I am attempting to use the JMX BulkLoader to ETL data into Cassandra from a remote node onto the cluster
However after successfully establishing JMX connection, it seems to fail to bulk load.
Note that the bulk load is issued from a remote node to the cassandra cluster.
It almost as if it seems that it expects to be running in locality of the cassandra cluster (i.e. localhost to cassandra cluster)
Am I missing anything here. Can anybody advice
The exception below
java.lang.IllegalArgumentException: Invalid directory /XXXXXXXXX at org.apache.cassandra.service.StorageService.bulkLoadInternal(StorageService.java:3970) at org.apache.cassandra.service.StorageService.bulkLoadAsync(StorageService.java:3962) at sun.reflect.GeneratedMethodAccessor21.invoke(Unknown Source) at sun.reflect.DelegatingMethodAccessorImpl.invoke(DelegatingMethodAccessorImpl.java:43) at java.lang.reflect.Method.invoke(Method.java:606) at sun.reflect.misc.Trampoline.invoke(MethodUtil.java:75) at sun.reflect.GeneratedMethodAccessor2.invoke(Unknown Source) at sun.reflect.DelegatingMethodAccessorImpl.invoke(DelegatingMethodAccessorImpl.java:43) at java.lang.reflect.Method.invoke(Method.java:606) at sun.reflect.misc.MethodUtil.invoke(MethodUtil.java:279) at com.sun.jmx.mbeanserver.StandardMBeanIntrospector.invokeM2(StandardMBeanIntrospector.java:112) at com.sun.jmx.mbeanserver.StandardMBeanIntrospector.invokeM2(StandardMBeanIntrospector.java:46) at com.sun.jmx.mbeanserver.MBeanIntrospector.invokeM(MBeanIntrospector.java:237) at com.sun.jmx.mbeanserver.PerInterface.invoke(PerInterface.java:138) at com.sun.jmx.mbeanserver.MBeanSupport.invoke(MBeanSupport.java:252) at com.sun.jmx.interceptor.DefaultMBeanServerInterceptor.invoke(DefaultMBeanServerInterceptor.java:819) at com.sun.jmx.mbeanserver.JmxMBeanServer.invoke(JmxMBeanServer.
class JmxBulkLoader(host: String, port: Int) {
private var connector: JMXConnector = _
private var storageBean: StorageServiceMBean = _
private var timer: Timer = new Timer()
connect("http://hostip , 7199)
private def connect(host: String, port: Int) {
val jmxUrl = new JMXServiceURL("service:jmx:rmi:///jndi/rmi://%s:%d/jmxrmi".format(host,
port))
Logger.info(" Connected to JMX Entity " + jmxUrl)
val env = new HashMap[String, Any]()
connector = JMXConnectorFactory.connect(jmxUrl, env)
val mbeanServerConn = connector.getMBeanServerConnection
val name = new ObjectName("org.apache.cassandra.db:type=StorageService")
storageBean = JMX.newMBeanProxy(mbeanServerConn, name, classOf[StorageServiceMBean])
}
def close() {
connector.close()
}
def bulkLoad(path: String): Boolean = {
try {
val timer = new Stopwatch().start
val result = storageBean.bulkLoadAsync(path)
timer.stop
Logger.info("Async Result of Bulk Load " + result)
Logger.info("Bulk load took " + timer.getElapsedTime + "millsecs.")
true
} catch {
case e: Exception =>
Logger.error("Error in Bulk Loading " + e.printStackTrace())
false
}
}
}
Not quite.
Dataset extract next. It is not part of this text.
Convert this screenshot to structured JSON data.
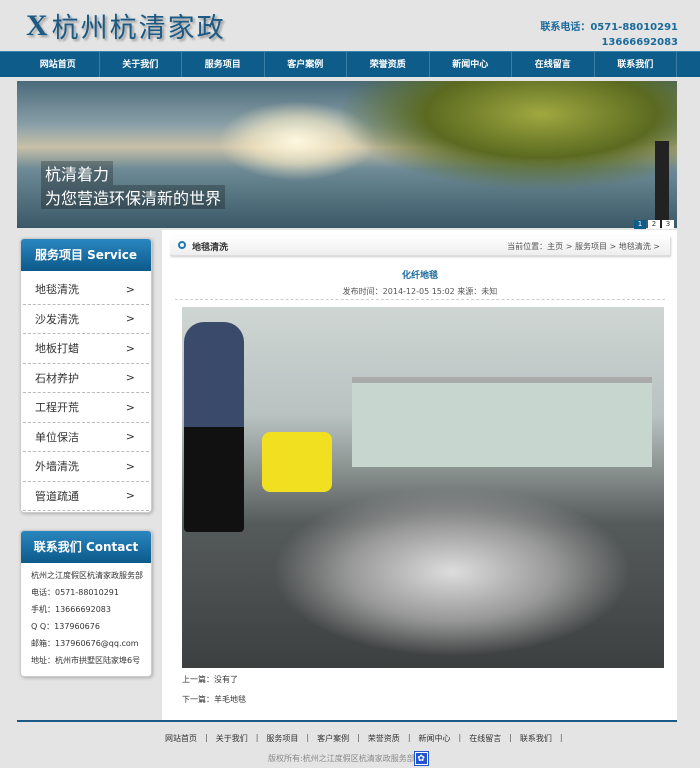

But think of it: You're calling a Cassandra node's mbean function with a string parameter. This call gets executed by the Cassandra process you're calling (i.e., connecting to). The parameter specifies a path on the side of the node you're connecting to.
You have to make sure the path exists on the target and holds the data you expect (e.g., via shared storage or copying the files beforehand).